Adaptability is another advantage of this technology. Using ISET's technology, solar panels of different sizes can be fabricated both on rigid and flexible substrates without making major changes for tooling in the manufacturing plant. ISET's extra-thin cells will allow for lightweight, flexible modules—finding use in more products, such as next-generation personal electronics.
And given the current state of the national economy, ISET's solar-cell technology brings an added bonus: The technical development, engineering, manufacturing, and selling of the company's products will remain in the United States.

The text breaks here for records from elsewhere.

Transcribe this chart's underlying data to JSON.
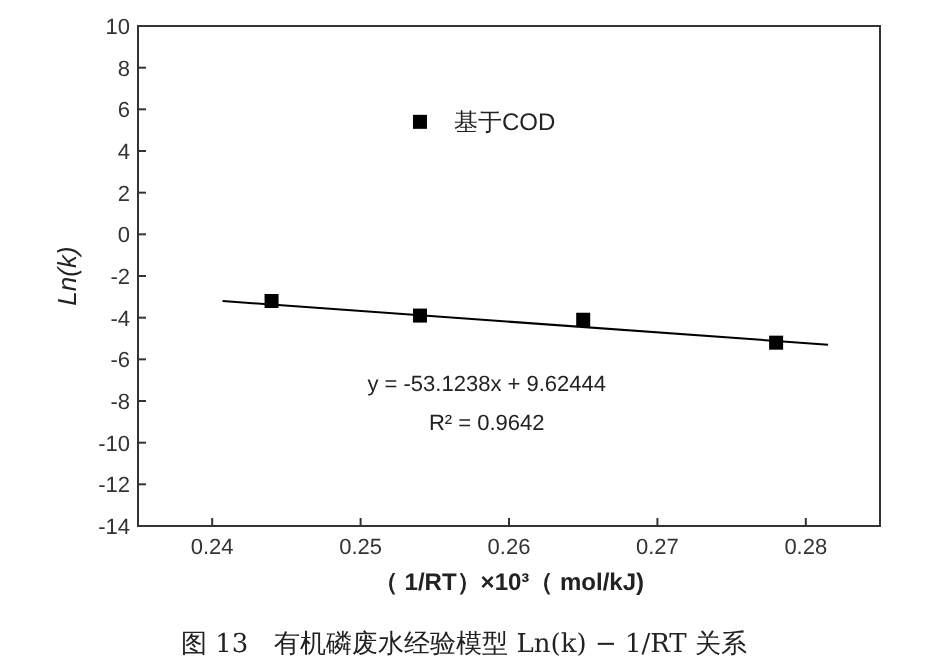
{
  "chart_data": {
    "type": "scatter",
    "xlabel": "（ 1/RT）×10³（ mol/kJ)",
    "ylabel": "Ln(k)",
    "xlim": [
      0.235,
      0.285
    ],
    "xticks": [
      0.24,
      0.25,
      0.26,
      0.27,
      0.28
    ],
    "ylim": [
      -14,
      10
    ],
    "yticks": [
      -14,
      -12,
      -10,
      -8,
      -6,
      -4,
      -2,
      0,
      2,
      4,
      6,
      8,
      10
    ],
    "series": [
      {
        "name": "基于COD",
        "color": "#000000",
        "marker": "square",
        "x": [
          0.244,
          0.254,
          0.265,
          0.278
        ],
        "values": [
          -3.2,
          -3.9,
          -4.1,
          -5.2
        ]
      },
      {
        "type": "line",
        "color": "#000000",
        "line_style": "solid",
        "x": [
          0.2407,
          0.2815
        ],
        "values": [
          -3.2,
          -5.3
        ]
      }
    ],
    "legend": "top",
    "grid": false,
    "annotations": [
      "y = -53.1238x + 9.62444",
      "R² = 0.9642",
      "图 13　有机磷废水经验模型 Ln(k) − 1/RT 关系"
    ]
  }
}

Kapur says his company will employ a small group of highly qualified, well-paid U.S. workers to develop American-made alternative-energy products.
Besides the obvious markets in home power and personal electronics, Kapur plans to explore use of his technology in the areas of rural electrification, water purification, and cell-phone charging stations, which would specifically be built for export to developing nations where many people still lack reliable electric service.
Kapur plans for ISET to become a full-scale production company, moving away from its R&D roots. To enable this plan, the company recently started operating a pilot plant in a 24,000-square-foot facility in California. While Kapur plans to grow ISET, the company looks for partnerships and opportunities to obtain private equity funding.